NEWPORT BEACH — Prosecutors said Wednesday that they have dropped criminal charges against a terminally ill AIDS patient who was accused of deliberately spitting in a woman's eyes at a rally last year for then-presidential candidate Bill Clinton.

Deputy Dist. Atty. Christopher Kralick said the district attorney's office withdrew the charges because the accused, David Mazer, 45, of San Clemente, agreed to pay the woman a sum of money to settle the case.

Lawyers for both Mazer and the woman he is accused of attacking have agreed to keep terms of the settlement confidential, Kralick said.

Mazer's attorney, Marshall Schulman, declined comment beyond saying, "I'm glad that it's all behind us and everyone can get on with their lives now."

But Kralick said Mazer's rapidly deteriorating health was a significant consideration in the decision to settle the case. Mazer is at the terminal stage of AIDS, Kralick said.

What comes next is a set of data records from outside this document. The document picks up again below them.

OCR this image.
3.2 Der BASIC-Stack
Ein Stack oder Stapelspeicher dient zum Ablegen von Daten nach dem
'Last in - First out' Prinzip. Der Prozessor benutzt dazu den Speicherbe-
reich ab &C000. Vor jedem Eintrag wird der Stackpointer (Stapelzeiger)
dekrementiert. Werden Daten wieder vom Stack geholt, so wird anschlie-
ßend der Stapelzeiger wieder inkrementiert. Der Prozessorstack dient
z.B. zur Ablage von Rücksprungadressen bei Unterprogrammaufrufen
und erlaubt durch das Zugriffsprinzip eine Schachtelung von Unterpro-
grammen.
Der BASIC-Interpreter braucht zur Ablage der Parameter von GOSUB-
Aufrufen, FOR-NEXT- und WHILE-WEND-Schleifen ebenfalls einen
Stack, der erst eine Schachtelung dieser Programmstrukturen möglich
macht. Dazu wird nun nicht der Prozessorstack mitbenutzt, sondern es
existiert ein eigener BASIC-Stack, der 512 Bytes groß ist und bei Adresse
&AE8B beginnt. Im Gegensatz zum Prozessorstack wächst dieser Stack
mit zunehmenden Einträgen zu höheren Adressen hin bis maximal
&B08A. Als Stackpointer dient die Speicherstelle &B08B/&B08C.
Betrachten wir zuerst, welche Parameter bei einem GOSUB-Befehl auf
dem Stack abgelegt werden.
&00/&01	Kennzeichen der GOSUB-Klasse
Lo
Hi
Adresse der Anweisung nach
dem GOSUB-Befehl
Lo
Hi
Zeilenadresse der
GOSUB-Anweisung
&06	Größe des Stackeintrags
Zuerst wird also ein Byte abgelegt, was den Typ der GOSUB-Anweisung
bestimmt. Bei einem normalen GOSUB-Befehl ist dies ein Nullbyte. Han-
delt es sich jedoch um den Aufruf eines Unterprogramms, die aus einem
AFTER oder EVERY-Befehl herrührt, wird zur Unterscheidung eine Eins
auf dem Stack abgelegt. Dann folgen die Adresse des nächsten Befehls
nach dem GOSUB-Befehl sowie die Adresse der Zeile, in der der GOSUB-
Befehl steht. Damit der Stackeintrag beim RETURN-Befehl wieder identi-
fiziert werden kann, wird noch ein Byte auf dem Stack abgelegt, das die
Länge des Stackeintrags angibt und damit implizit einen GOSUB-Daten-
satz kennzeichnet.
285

Mazer was due to appear in Municipal Court on Tuesday to answer a misdemeanor charge that he spat in the eyes of 73-year-old Elizabeth Mimm of Mission Viejo. It was the first Orange County case in which a defendant was accused of using AIDS as a weapon in an assault, officials said.

The incident occurred in October, 1992, outside a Clinton rally at the Pacific Amphitheatre in Costa Mesa. Mimm, who was holding a placard supporting then-President George Bush, when Mazer approached her, screamed that Bush was the reason why he was infected with the virus that causes AIDS and then spat in her eyes.

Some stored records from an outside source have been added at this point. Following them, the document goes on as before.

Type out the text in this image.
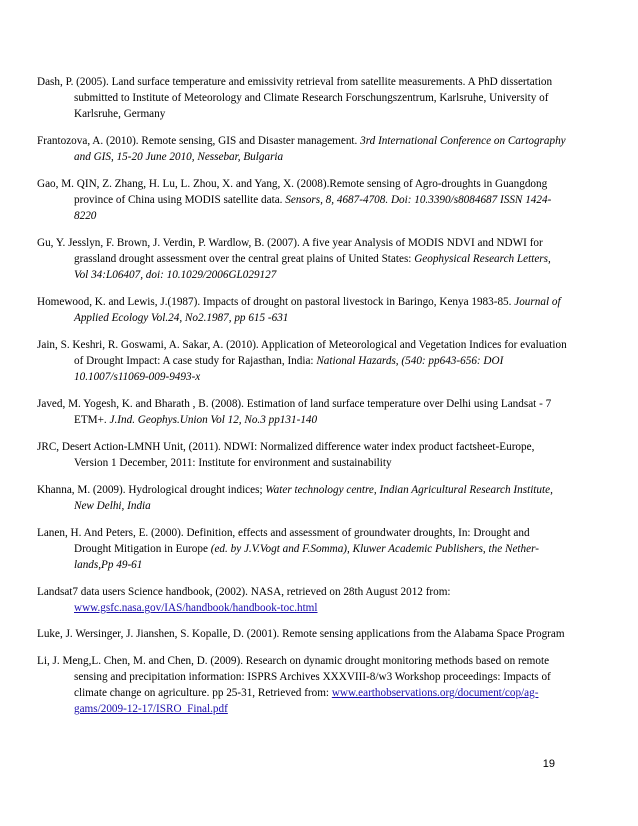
Dash, P. (2005). Land surface temperature and emissivity retrieval from satellite measurements. A PhD dissertation submitted to Institute of Meteorology and Climate Research Forschungszentrum, Karlsruhe, University of Karlsruhe, Germany

Frantozova, A. (2010). Remote sensing, GIS and Disaster management. 3rd International Conference on Cartography and GIS, 15-20 June 2010, Nessebar, Bulgaria

Gao, M. QIN, Z. Zhang, H. Lu, L. Zhou, X. and Yang, X. (2008).Remote sensing of Agro-droughts in Guangdong province of China using MODIS satellite data. Sensors, 8, 4687-4708. Doi: 10.3390/s8084687 ISSN 1424-8220

Gu, Y. Jesslyn, F. Brown, J. Verdin, P. Wardlow, B. (2007). A five year Analysis of MODIS NDVI and NDWI for grassland drought assessment over the central great plains of United States: Geophysical Research Letters, Vol 34:L06407, doi: 10.1029/2006GL029127

Homewood, K. and Lewis, J.(1987). Impacts of drought on pastoral livestock in Baringo, Kenya 1983-85. Journal of Applied Ecology Vol.24, No2.1987, pp 615 -631

Jain, S. Keshri, R. Goswami, A. Sakar, A. (2010). Application of Meteorological and Vegetation Indices for evaluation of Drought Impact: A case study for Rajasthan, India: National Hazards, (540: pp643-656: DOI 10.1007/s11069-009-9493-x

Javed, M. Yogesh, K. and Bharath , B. (2008). Estimation of land surface temperature over Delhi using Landsat - 7 ETM+. J.Ind. Geophys.Union Vol 12, No.3 pp131-140

JRC, Desert Action-LMNH Unit, (2011). NDWI: Normalized difference water index product factsheet-Europe, Version 1 December, 2011: Institute for environment and sustainability

Khanna, M. (2009). Hydrological drought indices; Water technology centre, Indian Agricultural Research Institute, New Delhi, India

Lanen, H. And Peters, E. (2000). Definition, effects and assessment of groundwater droughts, In: Drought and Drought Mitigation in Europe (ed. by J.V.Vogt and F.Somma), Kluwer Academic Publishers, the Nether-lands,Pp 49-61

Landsat7 data users Science handbook, (2002). NASA, retrieved on 28th August 2012 from: www.gsfc.nasa.gov/IAS/handbook/handbook-toc.html

Luke, J. Wersinger, J. Jianshen, S. Kopalle, D. (2001). Remote sensing applications from the Alabama Space Program

Li, J. Meng,L. Chen, M. and Chen, D. (2009). Research on dynamic drought monitoring methods based on remote sensing and precipitation information: ISPRS Archives XXXVIII-8/w3 Workshop proceedings: Impacts of climate change on agriculture. pp 25-31, Retrieved from: www.earthobservations.org/document/cop/ag-gams/2009-12-17/ISRO_Final.pdf

19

Prosecutors rejected a police recommendation that a felony charge of assault with intent to commit murder be filed against Mazer, saying there is no medical evidence that saliva alone can transmit the deadly human immunodeficiency virus, which causes AIDS.

Mimm, who has tested negative for HIV, filed a civil suit against Mazer, alleging that she lives in fear of contracting AIDS and that Mazer intentionally inflicted emotional distress and harm during the incident.

Mimm, however, agreed to ask prosecutors to drop the criminal case as part of the settlement of her civil lawsuit.